Thirty-seven years ago, Margaret Ellis drove through the gates of Woodford House for the very first time. She was being interviewed for a part-time position as home economics teacher – her first job since having a family and leaving Hastings Girls’ High School where she began her teacher career 10 years earlier.
Although Mrs Ellis had lived in Hawke’s Bay for 10 years, she had never heard of Woodford House until she saw the teacher position advertised in the local newspaper.
“The school was very closed in those days. I remember driving up the long driveway and thinking, ‘my goodness what is this place?’ It didn’t look like a school, it was more like a retreat,” Mrs Ellis says.
In 1981, Mrs Ellis started teaching home economics (now known as food technology) in the old Hodge Boarding House before it was purchased by the Mossman family in 1994. In the 1970s and 80s, home economics was more a life skills course in independent living and how to manage the home. Topics included laundry work, budgeting, how to design and furnish a home and how to look after children.
“We even featured in the local newspaper for using the latest technology in laundering – the automatic washing machine,” Mrs Ellis laughs.
In the span of almost five decades, Mrs Ellis has seen home economics evolve into today’s course of food technology, which focuses on nutrition, societal health and the impact of technology and marketing on food choices.
“The enjoyment and confidence gained in practical cooking remain at the heart of my school programme.”
In addition to teaching, Mrs Ellis stepped into many leadership roles during her time at Woodford House including Dean of Year 9, 10 and 11, staff representative on the Board of Trustees and Dean of International Students – an area of education she is very passionate about.
Mrs Ellis says multiculturalism is the way of the world and we need our girls to be immersed in as many different cultures as possible to equip them for life after Woodford House.
“It has always been my dream for Woodford House to grow its cultural diversity because that is the world our girls will be part of in the future.”
During her 37 years at Woodford House, Mrs Ellis has seen seven Principals come and go, worked through numerous educational philosophies and trends, watched buildings being demolished and rebuilt, celebrated the centenary, supported the school changing from private to state-integrated and helped introduce technology into the curriculum.
But, she says, there are two things that have never changed – her values and the girls’ needs.
“I am no different from the person I was when I first arrived. I still have the same values, beliefs, open mind and work ethic. It’s just the tools of teaching that have changed. The girls are no different to 37 years ago either – they have the same needs, they all want to be valued, cared for, respected and accepted.”
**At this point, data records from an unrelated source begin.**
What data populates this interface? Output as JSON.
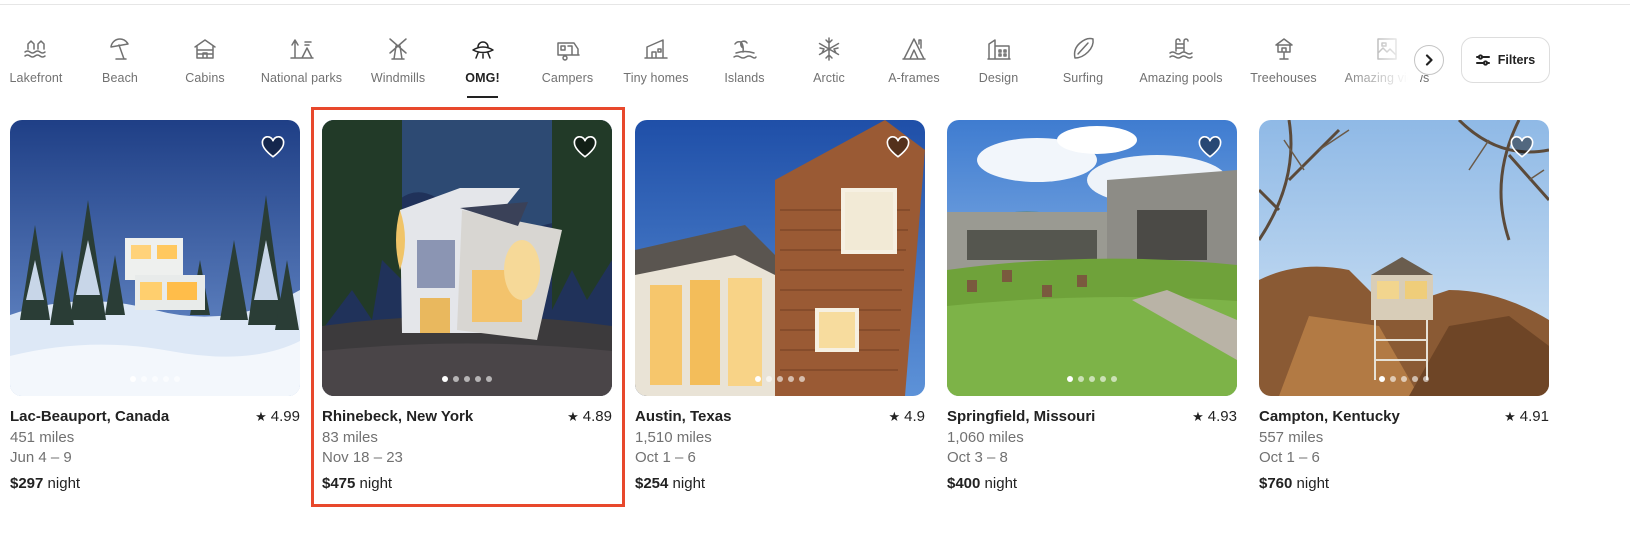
{
  "categories": [
    {
      "label": "Lakefront",
      "icon": "lakefront-icon",
      "active": false
    },
    {
      "label": "Beach",
      "icon": "beach-umbrella-icon",
      "active": false
    },
    {
      "label": "Cabins",
      "icon": "cabin-icon",
      "active": false
    },
    {
      "label": "National parks",
      "icon": "national-parks-icon",
      "active": false
    },
    {
      "label": "Windmills",
      "icon": "windmill-icon",
      "active": false
    },
    {
      "label": "OMG!",
      "icon": "ufo-house-icon",
      "active": true
    },
    {
      "label": "Campers",
      "icon": "camper-icon",
      "active": false
    },
    {
      "label": "Tiny homes",
      "icon": "tiny-home-icon",
      "active": false
    },
    {
      "label": "Islands",
      "icon": "island-icon",
      "active": false
    },
    {
      "label": "Arctic",
      "icon": "snowflake-icon",
      "active": false
    },
    {
      "label": "A-frames",
      "icon": "a-frame-icon",
      "active": false
    },
    {
      "label": "Design",
      "icon": "design-icon",
      "active": false
    },
    {
      "label": "Surfing",
      "icon": "surfboard-icon",
      "active": false
    },
    {
      "label": "Amazing pools",
      "icon": "pool-icon",
      "active": false
    },
    {
      "label": "Treehouses",
      "icon": "treehouse-icon",
      "active": false
    },
    {
      "label": "Amazing views",
      "icon": "view-icon",
      "active": false
    }
  ],
  "filters": {
    "label": "Filters",
    "icon": "filter-sliders-icon"
  },
  "listings": [
    {
      "location": "Lac-Beauport, Canada",
      "rating": "4.99",
      "distance": "451 miles",
      "dates": "Jun 4 – 9",
      "price": "$297",
      "price_unit": "night",
      "photo_count": 5,
      "active_photo": 0
    },
    {
      "location": "Rhinebeck, New York",
      "rating": "4.89",
      "distance": "83 miles",
      "dates": "Nov 18 – 23",
      "price": "$475",
      "price_unit": "night",
      "photo_count": 5,
      "active_photo": 0
    },
    {
      "location": "Austin, Texas",
      "rating": "4.9",
      "distance": "1,510 miles",
      "dates": "Oct 1 – 6",
      "price": "$254",
      "price_unit": "night",
      "photo_count": 5,
      "active_photo": 0
    },
    {
      "location": "Springfield, Missouri",
      "rating": "4.93",
      "distance": "1,060 miles",
      "dates": "Oct 3 – 8",
      "price": "$400",
      "price_unit": "night",
      "photo_count": 5,
      "active_photo": 0
    },
    {
      "location": "Campton, Kentucky",
      "rating": "4.91",
      "distance": "557 miles",
      "dates": "Oct 1 – 6",
      "price": "$760",
      "price_unit": "night",
      "photo_count": 5,
      "active_photo": 0
    }
  ],
  "colors": {
    "highlight_border": "#e8482c",
    "text_primary": "#222222",
    "text_secondary": "#717171"
  }
}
Mrs Ellis says she never wanted to retire and has been waiting for a sign that she should probably move on, but that sign has never happened.
“People have always told me I’ll know when the time is right because I’ll wake up one day and not really want to go to work. Well, that has never happened. I still don’t want to leave this place. I will really miss the girls and the staff.”
Although Mrs Ellis is retiring, she won’t be leaving Woodford House completely as she hopes to return next year as a relief teacher and support for the international students.
As well as helping at school, Mrs Ellis will also give more time to the community charities she volunteers. She is also looking forward to getting stuck into the gardening and spending quality time with her husband and grandchildren.
When asked what her secret to staying in a career for 47 years is, she replied, “Choose a job you love”.
Principal Mrs Julie Peterson says Mrs Ellis is a highly valued member of staff who will be deeply missed by the girls and her colleagues.
“Hundreds of girls have had the privilege of being taught by Mrs Ellis during the past 37 years. Mrs Ellis will proudly leave Woodford House knowing she has made a significant difference to many girls’ lives with her constant optimism, enthusiasm, warm nature and willingness to continuously learn alongside the students.”
“I sincerely wish Mrs Ellis a wonderful retirement that is filled with lots of joyous moments and precious time with family.”